Among the different initiatives:
- The first launch of the SLS is slated for this year, with a human landing on the moon earmarked for 2024. NASA has christened this new wave of lunar exploration its Artemis program.
- Russia and China have recently announced a similar collaborative effort. They plan to build the International Lunar Research Station somewhere on the moon. The hope is to have human visitors by the mid-2030s.
- The European Space Agency (ESA) has started Project Moonlight, an effort to build a constellation of satellites around the moon for navigation and communications.
Some observers have spoken of a “second space race” pitting the United States against China and Russia.
“I think that’s alarmist rhetoric; it has a lot of baggage,” says Todd Harrison, director of the aerospace security project at the Center for Strategic and International Studies, a Washington-based think tank. “The previous space race between the U.S. and the Soviet Union was an outright competition about being first. Now, it’s … about who’s going to have the best coalition of countries.”
The Artemis program seeks to lay down guiding principles for the civil exploration and use of space, starting with the moon but extending to Mars, asteroids, and comets.
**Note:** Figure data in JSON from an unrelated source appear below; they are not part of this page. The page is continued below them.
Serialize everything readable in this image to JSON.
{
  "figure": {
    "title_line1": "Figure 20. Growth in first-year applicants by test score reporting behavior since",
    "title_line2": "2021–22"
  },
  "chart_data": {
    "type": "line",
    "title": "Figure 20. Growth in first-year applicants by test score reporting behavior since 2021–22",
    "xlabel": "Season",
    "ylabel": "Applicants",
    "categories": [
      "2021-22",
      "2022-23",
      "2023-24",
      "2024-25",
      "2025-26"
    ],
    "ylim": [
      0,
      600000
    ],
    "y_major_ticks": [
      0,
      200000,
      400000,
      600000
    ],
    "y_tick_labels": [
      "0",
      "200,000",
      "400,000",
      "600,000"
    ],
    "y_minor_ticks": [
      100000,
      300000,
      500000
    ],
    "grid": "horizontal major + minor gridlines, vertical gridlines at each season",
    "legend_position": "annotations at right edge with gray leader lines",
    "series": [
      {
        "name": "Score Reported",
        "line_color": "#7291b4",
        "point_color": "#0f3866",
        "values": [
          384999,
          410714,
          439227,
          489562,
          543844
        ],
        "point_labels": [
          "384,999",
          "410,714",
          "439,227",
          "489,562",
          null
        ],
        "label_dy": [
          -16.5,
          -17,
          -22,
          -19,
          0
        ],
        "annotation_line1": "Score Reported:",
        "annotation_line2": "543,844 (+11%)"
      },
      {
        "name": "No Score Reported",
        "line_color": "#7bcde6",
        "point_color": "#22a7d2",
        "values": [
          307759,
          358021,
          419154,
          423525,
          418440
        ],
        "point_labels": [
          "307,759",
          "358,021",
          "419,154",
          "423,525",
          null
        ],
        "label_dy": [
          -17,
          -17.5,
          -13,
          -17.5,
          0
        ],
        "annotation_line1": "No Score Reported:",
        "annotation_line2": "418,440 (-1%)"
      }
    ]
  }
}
To date, 12 countries have embraced the Artemis Accords.
Russia and China, meanwhile, are inviting international partners to join them in their moon-base project.
Let the rich boys play with their toys — or rather, don’t, tax the space dilettantes and make them stop their stupid efforts at putting their stupid dicks into brief spurts of parabolic flight. This is the real deal: taking the effort to build scientific infrastructure in space, which could be a useful foundation for more science. Cooperative efforts by multiple nations to do science? Yes, please. I could support that. I think in the long run Space Socialism will be better and more productive than the current Space Capitalism. I will also be impressed if humans return to the Moon in — checks calendar — just two years? For real? Make it so.
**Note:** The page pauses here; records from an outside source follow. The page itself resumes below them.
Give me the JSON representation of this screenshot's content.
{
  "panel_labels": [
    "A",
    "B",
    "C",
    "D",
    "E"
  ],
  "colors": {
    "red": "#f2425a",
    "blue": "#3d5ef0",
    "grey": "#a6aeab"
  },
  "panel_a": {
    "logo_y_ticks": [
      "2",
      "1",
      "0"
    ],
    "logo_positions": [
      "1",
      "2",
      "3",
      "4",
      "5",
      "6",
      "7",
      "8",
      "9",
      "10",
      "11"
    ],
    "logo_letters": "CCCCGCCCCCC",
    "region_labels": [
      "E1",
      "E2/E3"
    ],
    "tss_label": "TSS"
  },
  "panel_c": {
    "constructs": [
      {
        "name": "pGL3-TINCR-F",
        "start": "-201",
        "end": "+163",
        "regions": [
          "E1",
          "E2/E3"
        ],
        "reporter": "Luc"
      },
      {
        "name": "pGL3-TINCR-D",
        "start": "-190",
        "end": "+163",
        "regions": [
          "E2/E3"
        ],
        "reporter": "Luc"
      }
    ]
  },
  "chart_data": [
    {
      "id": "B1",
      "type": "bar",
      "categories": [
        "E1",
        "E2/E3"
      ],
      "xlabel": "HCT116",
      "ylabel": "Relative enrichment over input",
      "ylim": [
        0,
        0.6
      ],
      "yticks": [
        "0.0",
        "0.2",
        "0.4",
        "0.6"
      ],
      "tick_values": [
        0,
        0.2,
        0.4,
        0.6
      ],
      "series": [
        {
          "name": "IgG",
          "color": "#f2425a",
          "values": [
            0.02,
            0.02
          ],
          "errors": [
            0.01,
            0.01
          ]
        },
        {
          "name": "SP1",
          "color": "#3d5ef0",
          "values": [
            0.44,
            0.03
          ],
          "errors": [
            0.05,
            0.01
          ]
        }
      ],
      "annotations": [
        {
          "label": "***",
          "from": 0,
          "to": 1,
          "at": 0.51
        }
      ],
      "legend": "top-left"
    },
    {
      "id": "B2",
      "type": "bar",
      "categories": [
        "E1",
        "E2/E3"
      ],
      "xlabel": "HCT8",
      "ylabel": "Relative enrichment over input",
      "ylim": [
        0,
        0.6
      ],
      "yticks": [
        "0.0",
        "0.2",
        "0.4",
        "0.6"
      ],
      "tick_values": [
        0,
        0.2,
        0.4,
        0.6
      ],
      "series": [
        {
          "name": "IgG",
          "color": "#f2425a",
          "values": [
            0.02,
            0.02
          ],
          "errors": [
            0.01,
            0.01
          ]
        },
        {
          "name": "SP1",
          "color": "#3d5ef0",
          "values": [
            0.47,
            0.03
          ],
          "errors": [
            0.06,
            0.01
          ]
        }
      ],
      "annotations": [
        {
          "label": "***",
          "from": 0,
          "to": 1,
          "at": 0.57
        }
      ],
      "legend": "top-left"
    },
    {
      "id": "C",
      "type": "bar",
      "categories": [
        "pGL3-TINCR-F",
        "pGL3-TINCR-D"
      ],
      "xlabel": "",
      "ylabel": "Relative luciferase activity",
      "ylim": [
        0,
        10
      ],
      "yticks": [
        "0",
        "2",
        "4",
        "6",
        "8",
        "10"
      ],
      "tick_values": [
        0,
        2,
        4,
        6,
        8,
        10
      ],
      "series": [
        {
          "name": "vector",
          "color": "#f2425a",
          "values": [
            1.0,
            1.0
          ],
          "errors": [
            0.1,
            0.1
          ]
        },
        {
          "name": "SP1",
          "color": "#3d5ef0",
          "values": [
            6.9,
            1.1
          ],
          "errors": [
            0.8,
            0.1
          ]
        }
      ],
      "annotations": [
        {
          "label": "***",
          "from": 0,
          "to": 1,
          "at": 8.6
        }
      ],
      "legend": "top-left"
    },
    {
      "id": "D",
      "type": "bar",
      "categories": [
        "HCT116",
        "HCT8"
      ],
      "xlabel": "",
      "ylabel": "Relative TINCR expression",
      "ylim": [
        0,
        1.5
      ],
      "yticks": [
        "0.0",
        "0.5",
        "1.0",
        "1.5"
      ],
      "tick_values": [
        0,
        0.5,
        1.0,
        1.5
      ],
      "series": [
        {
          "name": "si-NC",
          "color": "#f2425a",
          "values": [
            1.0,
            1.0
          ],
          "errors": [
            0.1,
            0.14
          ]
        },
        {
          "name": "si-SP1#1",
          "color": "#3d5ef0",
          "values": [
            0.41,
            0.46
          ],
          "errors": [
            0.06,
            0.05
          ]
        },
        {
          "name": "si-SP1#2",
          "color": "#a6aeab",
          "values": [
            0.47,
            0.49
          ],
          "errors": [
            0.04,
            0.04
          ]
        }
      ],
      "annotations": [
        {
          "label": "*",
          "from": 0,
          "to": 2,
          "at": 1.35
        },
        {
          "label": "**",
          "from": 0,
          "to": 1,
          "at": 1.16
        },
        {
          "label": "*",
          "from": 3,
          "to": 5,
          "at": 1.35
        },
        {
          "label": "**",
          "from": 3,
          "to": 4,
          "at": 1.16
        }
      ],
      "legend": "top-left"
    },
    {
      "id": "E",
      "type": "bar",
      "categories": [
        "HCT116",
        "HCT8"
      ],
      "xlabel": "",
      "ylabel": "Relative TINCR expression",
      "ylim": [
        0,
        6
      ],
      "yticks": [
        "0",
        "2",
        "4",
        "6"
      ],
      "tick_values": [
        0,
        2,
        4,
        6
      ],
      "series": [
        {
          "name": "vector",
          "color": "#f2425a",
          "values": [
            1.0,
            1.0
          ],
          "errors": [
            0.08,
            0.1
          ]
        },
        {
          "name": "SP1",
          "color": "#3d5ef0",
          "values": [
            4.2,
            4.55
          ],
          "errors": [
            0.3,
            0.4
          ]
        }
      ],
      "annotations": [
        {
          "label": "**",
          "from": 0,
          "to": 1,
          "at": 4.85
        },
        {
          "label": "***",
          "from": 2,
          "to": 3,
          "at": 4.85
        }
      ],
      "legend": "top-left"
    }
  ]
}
Unfortunately, I do have some reservations, ala Gil Scott-Heron.
I have to temper that concern with the statement that all of science is a kind of luxury, an investment in long-term thinking, and you can always make a legitimate argument that we have more pressing problems to spend our money on. However, I also believe that it’s a worthy goal if it is done equitably, if all people have the opportunity to participate, and if the benefits are spread far and wide, rather than being a big funnel to drain more money into the pockets of the already wealthy, or an excuse for billionaires to mug for the camera.